Solution Explanation and Code for 1684. Count the Number of Consistent Strings

This problem asks us to count the number of strings in a given array words that are "consistent" with a given string allowed. A string is consistent if all its characters are present in the allowed string.

We can solve this problem using two main approaches:

1. Hash Table (or Set) Approach:

This is a more straightforward approach. We first create a set (or hash table) containing all the characters in the allowed string. This allows for O(1) lookup time to check if a character exists in allowed. Then, we iterate through each string in words. For each string, we iterate through its characters, checking if each character is present in our set. If all characters are present, we increment a counter.

Time Complexity: O(m), where m is the total number of characters across all strings in words.

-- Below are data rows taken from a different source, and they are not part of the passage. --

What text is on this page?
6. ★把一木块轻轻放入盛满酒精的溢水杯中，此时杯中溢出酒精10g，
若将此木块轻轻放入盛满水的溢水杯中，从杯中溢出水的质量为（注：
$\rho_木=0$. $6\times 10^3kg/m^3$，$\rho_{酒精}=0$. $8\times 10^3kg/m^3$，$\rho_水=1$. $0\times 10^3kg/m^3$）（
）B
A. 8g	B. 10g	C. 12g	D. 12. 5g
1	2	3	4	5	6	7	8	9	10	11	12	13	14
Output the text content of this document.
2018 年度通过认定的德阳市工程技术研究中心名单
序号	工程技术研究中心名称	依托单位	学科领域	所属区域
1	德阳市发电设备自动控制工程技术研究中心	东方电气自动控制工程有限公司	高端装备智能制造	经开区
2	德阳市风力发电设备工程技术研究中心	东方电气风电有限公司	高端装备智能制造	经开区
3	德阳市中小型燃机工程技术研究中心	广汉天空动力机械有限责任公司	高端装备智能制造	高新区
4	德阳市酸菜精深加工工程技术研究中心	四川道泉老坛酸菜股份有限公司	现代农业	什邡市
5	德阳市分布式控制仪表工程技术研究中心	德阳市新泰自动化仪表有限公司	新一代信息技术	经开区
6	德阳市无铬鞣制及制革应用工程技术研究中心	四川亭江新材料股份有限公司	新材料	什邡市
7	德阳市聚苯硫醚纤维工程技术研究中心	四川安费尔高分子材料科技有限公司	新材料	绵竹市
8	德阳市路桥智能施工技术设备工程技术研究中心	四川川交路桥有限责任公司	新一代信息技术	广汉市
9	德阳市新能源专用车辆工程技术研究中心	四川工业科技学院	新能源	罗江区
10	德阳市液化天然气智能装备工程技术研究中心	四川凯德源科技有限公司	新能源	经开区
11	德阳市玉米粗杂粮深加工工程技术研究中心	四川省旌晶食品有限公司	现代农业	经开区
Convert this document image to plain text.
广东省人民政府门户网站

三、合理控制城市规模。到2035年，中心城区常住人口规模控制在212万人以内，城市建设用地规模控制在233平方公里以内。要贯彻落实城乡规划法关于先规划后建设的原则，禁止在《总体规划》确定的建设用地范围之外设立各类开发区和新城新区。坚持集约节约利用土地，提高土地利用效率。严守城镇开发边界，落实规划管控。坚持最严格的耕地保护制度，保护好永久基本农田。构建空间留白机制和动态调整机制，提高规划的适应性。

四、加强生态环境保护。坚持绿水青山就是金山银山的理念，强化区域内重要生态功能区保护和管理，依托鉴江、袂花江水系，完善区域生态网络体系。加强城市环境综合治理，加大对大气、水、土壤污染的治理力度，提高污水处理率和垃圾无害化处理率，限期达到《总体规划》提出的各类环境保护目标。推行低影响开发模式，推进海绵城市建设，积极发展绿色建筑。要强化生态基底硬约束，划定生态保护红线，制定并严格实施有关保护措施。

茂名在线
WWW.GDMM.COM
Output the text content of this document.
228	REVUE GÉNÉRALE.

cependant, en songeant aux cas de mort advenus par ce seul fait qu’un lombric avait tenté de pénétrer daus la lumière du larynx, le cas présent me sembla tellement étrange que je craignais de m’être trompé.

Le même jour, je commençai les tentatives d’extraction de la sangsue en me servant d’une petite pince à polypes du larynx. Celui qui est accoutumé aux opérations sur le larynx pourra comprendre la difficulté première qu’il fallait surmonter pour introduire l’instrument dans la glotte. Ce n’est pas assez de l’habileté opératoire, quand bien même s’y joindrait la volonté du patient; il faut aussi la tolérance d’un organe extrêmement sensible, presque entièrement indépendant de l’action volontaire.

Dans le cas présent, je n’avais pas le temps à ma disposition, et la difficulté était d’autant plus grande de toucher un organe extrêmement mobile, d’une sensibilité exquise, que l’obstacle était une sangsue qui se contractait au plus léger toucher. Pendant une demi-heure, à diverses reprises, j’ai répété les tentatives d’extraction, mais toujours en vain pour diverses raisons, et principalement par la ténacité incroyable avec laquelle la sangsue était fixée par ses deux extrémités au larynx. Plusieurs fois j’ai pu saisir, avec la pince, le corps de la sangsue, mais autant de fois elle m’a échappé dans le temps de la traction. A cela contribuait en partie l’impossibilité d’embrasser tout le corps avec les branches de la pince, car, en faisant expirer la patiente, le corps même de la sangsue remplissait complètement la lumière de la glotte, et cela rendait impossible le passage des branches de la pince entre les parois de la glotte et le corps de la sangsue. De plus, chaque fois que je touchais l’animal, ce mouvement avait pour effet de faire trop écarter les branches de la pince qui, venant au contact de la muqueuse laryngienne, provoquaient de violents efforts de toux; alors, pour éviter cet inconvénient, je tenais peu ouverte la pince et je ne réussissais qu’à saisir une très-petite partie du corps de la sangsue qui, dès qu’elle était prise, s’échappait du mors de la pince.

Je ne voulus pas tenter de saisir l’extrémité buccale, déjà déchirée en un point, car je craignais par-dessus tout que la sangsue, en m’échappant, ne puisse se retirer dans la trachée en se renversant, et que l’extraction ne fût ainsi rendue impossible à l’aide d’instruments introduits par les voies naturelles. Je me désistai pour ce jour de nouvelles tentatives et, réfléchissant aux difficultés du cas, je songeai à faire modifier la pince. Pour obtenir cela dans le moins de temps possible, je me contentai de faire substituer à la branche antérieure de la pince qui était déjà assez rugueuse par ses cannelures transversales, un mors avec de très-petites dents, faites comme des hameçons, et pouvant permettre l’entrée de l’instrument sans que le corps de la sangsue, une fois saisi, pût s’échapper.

This is because we iterate through the allowed string once to build the set, and then we iterate through all the characters in the words array.

Space Complexity: O(k), where k is the number of unique characters in allowed. This is the space used to store the set. In the worst case, k could be 26 (all lowercase English letters).

Code Implementation (Python):

class Solution:
    def countConsistentStrings(self, allowed: str, words: List[str]) -> int:
        allowed_set = set(allowed)
        count = 0
        for word in words:
            is_consistent = True
            for char in word:
                if char not in allowed_set:
                    is_consistent = False
                    break
            if is_consistent:
                count += 1
        return count
 

2. Bit Manipulation Approach:

This approach is more concise and potentially faster for large inputs. We represent the characters in allowed and each word as bitmasks. Each bit in the bitmask represents a letter of the alphabet (a=0, b=1, ... z=25). A bit is set to 1 if the corresponding letter is present in the string, and 0 otherwise.

We create a bitmask for allowed. Then, for each word in words, we create its bitmask. A word is consistent if its bitmask is a subset of the allowed bitmask (meaning all its set bits are also set in the allowed bitmask). We can check this using a bitwise AND operation. If word_mask & allowed_mask == word_mask, the word is consistent.

Time Complexity: O(m), where m is the total number of characters in words. We iterate through each character once to build the bitmask.

Space Complexity: O(1). We use a constant amount of extra space to store the bitmasks.

Code Implementation (Python):

class Solution:
    def countConsistentStrings(self, allowed: str, words: List[str]) -> int:
        allowed_mask = 0
        for char in allowed:
            allowed_mask |= (1 << (ord(char) - ord('a')))
 
        count = 0
        for word in words:
            word_mask = 0
            for char in word:
                word_mask |= (1 << (ord(char) - ord('a')))
            if (word_mask & allowed_mask) == word_mask:
                count += 1
        return count

Both approaches have the same time complexity, but the bit manipulation approach might offer a slight performance advantage due to its efficient bitwise operations. The hash table approach is generally easier to understand and implement. The choice between the two depends on your priorities (readability vs. potential performance gain). The provided solutions earlier contain implementations in various languages reflecting both approaches.